Enhancements were also made to the Calendar, such that apps could add colors to events to allow for easy tracking. New attendee types and states also became available. The Camera also received a few new capabilities, such as apps’ being able to check and manage video stabilization and could use QVGA resolution profiles when needed.
A number of accessibility refinements also came with the update, such as improved content access for screen readers and new status and error reporting for text-to-speech engines. Incremental improvements in graphics, database, spell-checking, Bluetooth, and more were also thrown in.
Gmail also got an update in the form of the Experiments heading in Gmail’s settings menu. Two new options were made available to the user.
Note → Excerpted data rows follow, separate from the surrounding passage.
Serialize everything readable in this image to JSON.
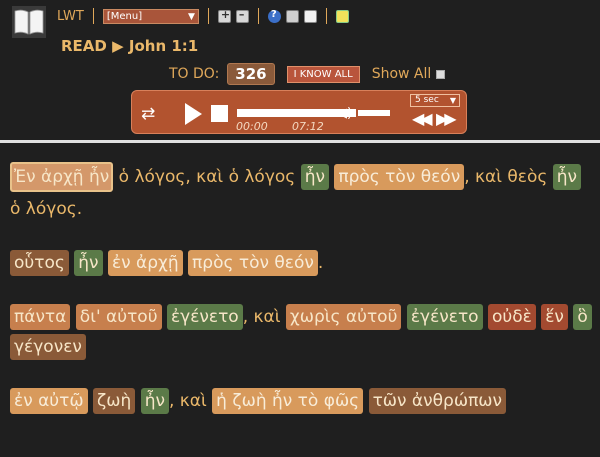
{
  "toolbar": {
    "app_name": "LWT",
    "menu_select": "[Menu]"
  },
  "read": {
    "label": "READ",
    "arrow": "▶",
    "title": "John 1:1"
  },
  "status": {
    "todo_label": "TO DO:",
    "todo_count": "326",
    "iknowall_label": "I KNOW ALL",
    "showall_label": "Show All"
  },
  "player": {
    "current_time": "00:00",
    "duration": "07:12",
    "speed": "5 sec"
  },
  "text": {
    "paragraphs": [
      [
        {
          "t": "Ἐν ἀρχῇ ἦν",
          "s": "s0"
        },
        {
          "t": " ὁ λόγος, καὶ ὁ λόγος ",
          "s": "plain"
        },
        {
          "t": "ἦν",
          "s": "s4"
        },
        {
          "t": " ",
          "s": "plain"
        },
        {
          "t": "πρὸς τὸν θεόν",
          "s": "s3"
        },
        {
          "t": ", καὶ θεὸς ",
          "s": "plain"
        },
        {
          "t": "ἦν",
          "s": "s4"
        },
        {
          "t": " ὁ λόγος.",
          "s": "plain"
        }
      ],
      [
        {
          "t": "οὗτος",
          "s": "s1"
        },
        {
          "t": " ",
          "s": "plain"
        },
        {
          "t": "ἦν",
          "s": "s4"
        },
        {
          "t": " ",
          "s": "plain"
        },
        {
          "t": "ἐν ἀρχῇ",
          "s": "s3"
        },
        {
          "t": " ",
          "s": "plain"
        },
        {
          "t": "πρὸς τὸν θεόν",
          "s": "s3"
        },
        {
          "t": ".",
          "s": "plain"
        }
      ],
      [
        {
          "t": "πάντα",
          "s": "s2"
        },
        {
          "t": " ",
          "s": "plain"
        },
        {
          "t": "δι' αὐτοῦ",
          "s": "s2"
        },
        {
          "t": " ",
          "s": "plain"
        },
        {
          "t": "ἐγένετο",
          "s": "s4"
        },
        {
          "t": ", καὶ ",
          "s": "plain"
        },
        {
          "t": "χωρὶς αὐτοῦ",
          "s": "s2"
        },
        {
          "t": " ",
          "s": "plain"
        },
        {
          "t": "ἐγένετο",
          "s": "s4"
        },
        {
          "t": " ",
          "s": "plain"
        },
        {
          "t": "οὐδὲ",
          "s": "sdark"
        },
        {
          "t": " ",
          "s": "plain"
        },
        {
          "t": "ἕν",
          "s": "sdark"
        },
        {
          "t": " ",
          "s": "plain"
        },
        {
          "t": "ὃ",
          "s": "s4"
        },
        {
          "t": " ",
          "s": "plain"
        },
        {
          "t": "γέγονεν",
          "s": "s1"
        }
      ],
      [
        {
          "t": "ἐν αὐτῷ",
          "s": "s3"
        },
        {
          "t": " ",
          "s": "plain"
        },
        {
          "t": "ζωὴ",
          "s": "s1"
        },
        {
          "t": " ",
          "s": "plain"
        },
        {
          "t": "ἦν",
          "s": "s4"
        },
        {
          "t": ", καὶ ",
          "s": "plain"
        },
        {
          "t": "ἡ ζωὴ ἦν τὸ φῶς",
          "s": "s3"
        },
        {
          "t": " ",
          "s": "plain"
        },
        {
          "t": "τῶν ἀνθρώπων",
          "s": "s1"
        }
      ]
    ]
  }
}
The first allowed Gmail to index entire messages to improve local search, and the other allowed users to drag and drop contact chips between the To, CC and BCC address fields.
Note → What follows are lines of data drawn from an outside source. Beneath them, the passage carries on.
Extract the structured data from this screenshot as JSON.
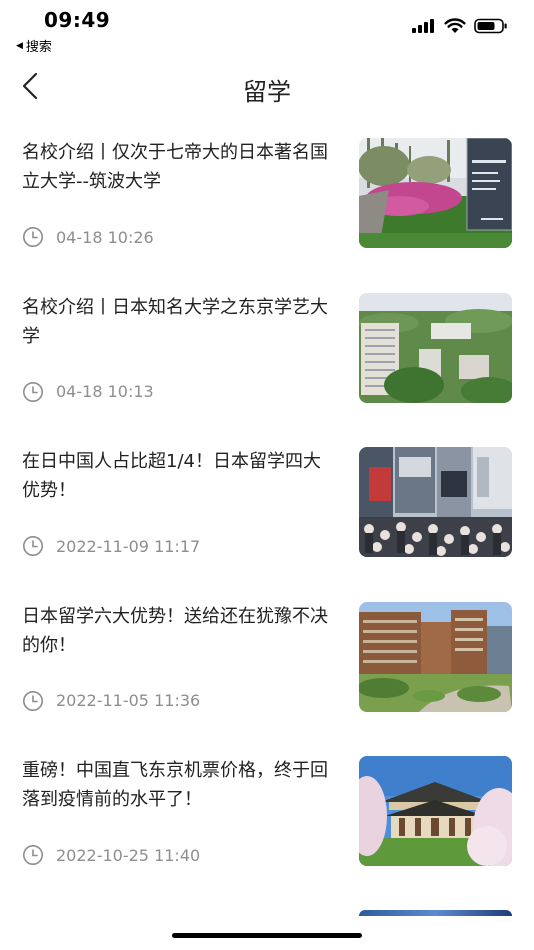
{
  "status_bar": {
    "time": "09:49",
    "back_app": "搜索",
    "icons": [
      "signal-icon",
      "wifi-icon",
      "battery-icon"
    ]
  },
  "nav": {
    "title": "留学",
    "back_icon": "chevron-left-icon"
  },
  "articles": [
    {
      "title": "名校介绍丨仅次于七帝大的日本著名国立大学--筑波大学",
      "time": "04-18 10:26",
      "thumb": "tsukuba-campus"
    },
    {
      "title": "名校介绍丨日本知名大学之东京学艺大学",
      "time": "04-18 10:13",
      "thumb": "gakugei-campus"
    },
    {
      "title": "在日中国人占比超1/4！日本留学四大优势！",
      "time": "2022-11-09 11:17",
      "thumb": "shibuya-crossing"
    },
    {
      "title": "日本留学六大优势！送给还在犹豫不决的你！",
      "time": "2022-11-05 11:36",
      "thumb": "university-campus"
    },
    {
      "title": "重磅！中国直飞东京机票价格，终于回落到疫情前的水平了！",
      "time": "2022-10-25 11:40",
      "thumb": "todaiji-temple"
    }
  ],
  "colors": {
    "title_text": "#222222",
    "meta_text": "#8e8e8e",
    "background": "#ffffff"
  }
}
Unfortunately, there were a number of complaints that came with this update too. Users didn’t like the animation and the time it took for them to access the multitasking feature.
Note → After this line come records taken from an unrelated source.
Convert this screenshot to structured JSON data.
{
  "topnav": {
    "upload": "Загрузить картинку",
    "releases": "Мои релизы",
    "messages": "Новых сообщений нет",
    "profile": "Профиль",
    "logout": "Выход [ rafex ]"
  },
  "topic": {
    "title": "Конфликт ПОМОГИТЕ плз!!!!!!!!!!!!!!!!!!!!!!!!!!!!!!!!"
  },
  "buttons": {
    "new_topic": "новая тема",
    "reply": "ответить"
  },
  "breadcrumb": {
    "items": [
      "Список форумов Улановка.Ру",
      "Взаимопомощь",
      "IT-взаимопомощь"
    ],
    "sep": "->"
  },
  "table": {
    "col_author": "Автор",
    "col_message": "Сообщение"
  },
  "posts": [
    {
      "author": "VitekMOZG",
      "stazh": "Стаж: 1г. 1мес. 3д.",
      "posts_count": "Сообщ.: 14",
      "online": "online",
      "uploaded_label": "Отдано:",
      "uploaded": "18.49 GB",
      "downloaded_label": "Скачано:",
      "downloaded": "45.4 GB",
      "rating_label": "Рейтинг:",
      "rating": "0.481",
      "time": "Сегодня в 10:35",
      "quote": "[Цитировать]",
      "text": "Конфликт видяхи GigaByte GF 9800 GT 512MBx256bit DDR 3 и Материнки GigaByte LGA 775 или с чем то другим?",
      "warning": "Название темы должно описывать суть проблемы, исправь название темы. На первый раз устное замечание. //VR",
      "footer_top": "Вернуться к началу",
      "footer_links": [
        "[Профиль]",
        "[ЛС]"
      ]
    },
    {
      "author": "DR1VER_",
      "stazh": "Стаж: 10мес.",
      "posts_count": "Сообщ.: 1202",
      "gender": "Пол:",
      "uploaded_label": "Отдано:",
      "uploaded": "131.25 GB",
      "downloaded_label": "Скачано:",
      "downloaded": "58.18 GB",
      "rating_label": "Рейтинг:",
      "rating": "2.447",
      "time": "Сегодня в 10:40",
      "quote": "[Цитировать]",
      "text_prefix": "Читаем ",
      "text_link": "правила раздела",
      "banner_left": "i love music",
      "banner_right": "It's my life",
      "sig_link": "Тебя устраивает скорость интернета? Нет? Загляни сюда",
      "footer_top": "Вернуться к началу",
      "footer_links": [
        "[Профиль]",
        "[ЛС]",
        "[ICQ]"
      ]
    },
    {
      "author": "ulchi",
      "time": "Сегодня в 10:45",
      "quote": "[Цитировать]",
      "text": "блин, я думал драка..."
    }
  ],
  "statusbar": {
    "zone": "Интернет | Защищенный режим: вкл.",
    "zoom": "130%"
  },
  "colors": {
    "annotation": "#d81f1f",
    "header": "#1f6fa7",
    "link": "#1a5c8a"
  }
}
Android 4.0.4, released in March, 2012, answered user complaints. Google certainly fixed that lag in getting to the multitasking feature and added a few more things. People were saying that the overall improvement of 4.0.4 was supposed to be how Ice Cream Sandwich should be experienced.
Users on our favorite forum, XDA Developers, said that 4.0.4 really felt like a finished product. According to Android developer Jean-Baptiste Queru, 4.0.4 not only had a handful of improvements but “a few hundred changes over 4.0.3.”
For 4.0.4, Google not only improved the multitasking feature but also improved screen rotation. Screen rotation was more fluid and faster than ever before. Users will notice that when they change their phone’s orientation, there’s a slight lag before the screen rotates. It turns out not to be a glitch at all but is instead a built in “hesitation” so you can be sure that the screen is rotating like you intended.
With how sensitive phones are becoming nowadays, it isn’t uncommon for the screen to rotate when we really didn’t mean for it to. The Camera app has also gotten some improvements that allow it to work faster, smoother, and a little bit better.
One problem with the 4.0.4 update, however, was that some devices, such as the Galaxy Nexus, seemed to be having some problems. There are multiple reports that users experienced signal problems and even loss of signal since receiving the OTA update. Users of the Galaxy Nexus GSM report that signal loss happened after a few minutes or more of the device entering standby. Turn off the screen and you’ll lose the signal.
Though some users are speculating that this is an energy-saving feature (to reduce power consumption when you weren’t really doing anything with your phone), it annoyed most users. Imagine not being able to receive messages and calls when your phone was on standby.
Though Android 4.0.5 isn’t out yet, a lot of people are waiting for it already. It’s anyone’s guess when this update will be released, but rumor has it that it’s aimed for some time April, 2012. The Internet first heard of Android 4.0.5 when the French carrier SFR disclosed a table that claimed the Galaxy Nexus and the Nexus S would be getting this version over-the-air some time in March. Though no 4.0.5 has materialized for either of those phones, another rumor has cropped up, saying that Verizon is testing an update for its LTE-capable Galaxy Nexus. Rumors are rumors after all, and Verizon has yet to confirm if these rumors are true.